While locking DRMI, we noticed that the POP_90 signal looked strangely much larger than it normally does. Evan noticed that PRM was still aligned during this phase when it (and SRM) should normally be misaligned. The PRM guardian was showing that the request was 'MISALIGNED' while the state readback still showed 'ALIGNED'. Looking at the guardian log for PRM, I see that it stopped logging ~3 hours prior to starting to attempt locking. See attached screenshot for error messages.
J. Kissel, N. Kijbunchoo, T. Sadecki
We'd tried several things to resurrect / fix the problem:
- Switch the operation mode from EXEC to PAUSE and back, from EXEC to STOP and back
- Restarting the node from the command line,
- Stopping the node from the command line,
- Destroying the node from the command line
all to no avail.
This doesn't seem to be a show stopping problem, so we're just going to continue as is and email people.
The procedure given in LHO aLOG entry 16880 has been 100% successful in restoring hung Guardian nodes at LLO. We have found that DAQ restarts are usually responsible for causing nodes to hang, hence we reboot the Guardian/script machine following Tuesday maintenance as a preventative measure. n.b.

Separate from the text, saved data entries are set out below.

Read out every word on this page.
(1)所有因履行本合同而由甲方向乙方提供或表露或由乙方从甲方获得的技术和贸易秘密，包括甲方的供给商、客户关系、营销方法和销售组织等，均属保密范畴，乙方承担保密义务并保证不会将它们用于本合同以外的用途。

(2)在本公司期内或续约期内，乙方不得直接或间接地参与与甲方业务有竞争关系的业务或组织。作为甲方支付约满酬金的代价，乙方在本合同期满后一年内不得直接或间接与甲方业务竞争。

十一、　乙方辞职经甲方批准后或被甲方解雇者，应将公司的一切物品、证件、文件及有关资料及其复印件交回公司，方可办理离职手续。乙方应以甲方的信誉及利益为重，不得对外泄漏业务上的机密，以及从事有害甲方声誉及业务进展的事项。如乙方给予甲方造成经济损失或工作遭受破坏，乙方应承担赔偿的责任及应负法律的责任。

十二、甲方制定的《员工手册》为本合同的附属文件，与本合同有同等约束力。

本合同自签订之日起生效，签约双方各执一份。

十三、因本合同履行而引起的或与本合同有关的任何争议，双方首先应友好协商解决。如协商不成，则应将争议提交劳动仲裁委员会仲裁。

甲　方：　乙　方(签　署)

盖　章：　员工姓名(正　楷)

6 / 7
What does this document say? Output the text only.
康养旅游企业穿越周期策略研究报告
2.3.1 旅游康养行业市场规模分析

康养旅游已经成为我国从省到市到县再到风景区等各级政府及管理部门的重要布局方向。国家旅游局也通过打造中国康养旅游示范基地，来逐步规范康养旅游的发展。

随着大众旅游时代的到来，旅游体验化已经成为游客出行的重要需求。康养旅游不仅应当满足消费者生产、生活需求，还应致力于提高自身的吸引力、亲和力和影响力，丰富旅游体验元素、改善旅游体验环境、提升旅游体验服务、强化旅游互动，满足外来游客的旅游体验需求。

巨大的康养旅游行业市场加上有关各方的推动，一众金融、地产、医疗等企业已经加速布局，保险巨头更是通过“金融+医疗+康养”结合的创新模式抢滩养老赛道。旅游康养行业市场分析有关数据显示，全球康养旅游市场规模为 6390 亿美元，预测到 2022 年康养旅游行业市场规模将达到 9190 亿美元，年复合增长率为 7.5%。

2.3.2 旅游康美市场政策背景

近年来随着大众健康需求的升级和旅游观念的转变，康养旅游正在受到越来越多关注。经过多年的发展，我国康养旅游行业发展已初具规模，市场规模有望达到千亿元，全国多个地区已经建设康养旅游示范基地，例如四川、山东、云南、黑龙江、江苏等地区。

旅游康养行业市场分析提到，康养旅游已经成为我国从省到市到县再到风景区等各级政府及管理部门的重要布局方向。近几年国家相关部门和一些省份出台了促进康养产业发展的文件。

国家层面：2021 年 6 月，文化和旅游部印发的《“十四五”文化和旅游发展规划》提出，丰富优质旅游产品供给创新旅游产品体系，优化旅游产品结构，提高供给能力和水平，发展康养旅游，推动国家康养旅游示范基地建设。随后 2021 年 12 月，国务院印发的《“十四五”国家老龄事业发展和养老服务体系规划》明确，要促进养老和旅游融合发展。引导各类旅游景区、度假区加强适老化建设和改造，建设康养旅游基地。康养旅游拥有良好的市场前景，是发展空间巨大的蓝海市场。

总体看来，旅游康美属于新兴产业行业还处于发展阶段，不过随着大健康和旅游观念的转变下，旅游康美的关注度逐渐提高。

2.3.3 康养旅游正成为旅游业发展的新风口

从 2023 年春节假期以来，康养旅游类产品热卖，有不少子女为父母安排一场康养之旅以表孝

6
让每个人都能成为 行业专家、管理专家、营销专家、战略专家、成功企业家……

Jamie has also provided a script to help expedite identifying the hung nodes, see LLO aLOG entry 20615.
J. Kissel, T. Sadecki Stuart! You rock! We followed the "procedure" from LHO aLOG 16880, and now SUS_PRM is no longer a member of the walking dead. The PRM node is now responsive to requests and has been remanaged by the ALIGN_IFO manager. Very good!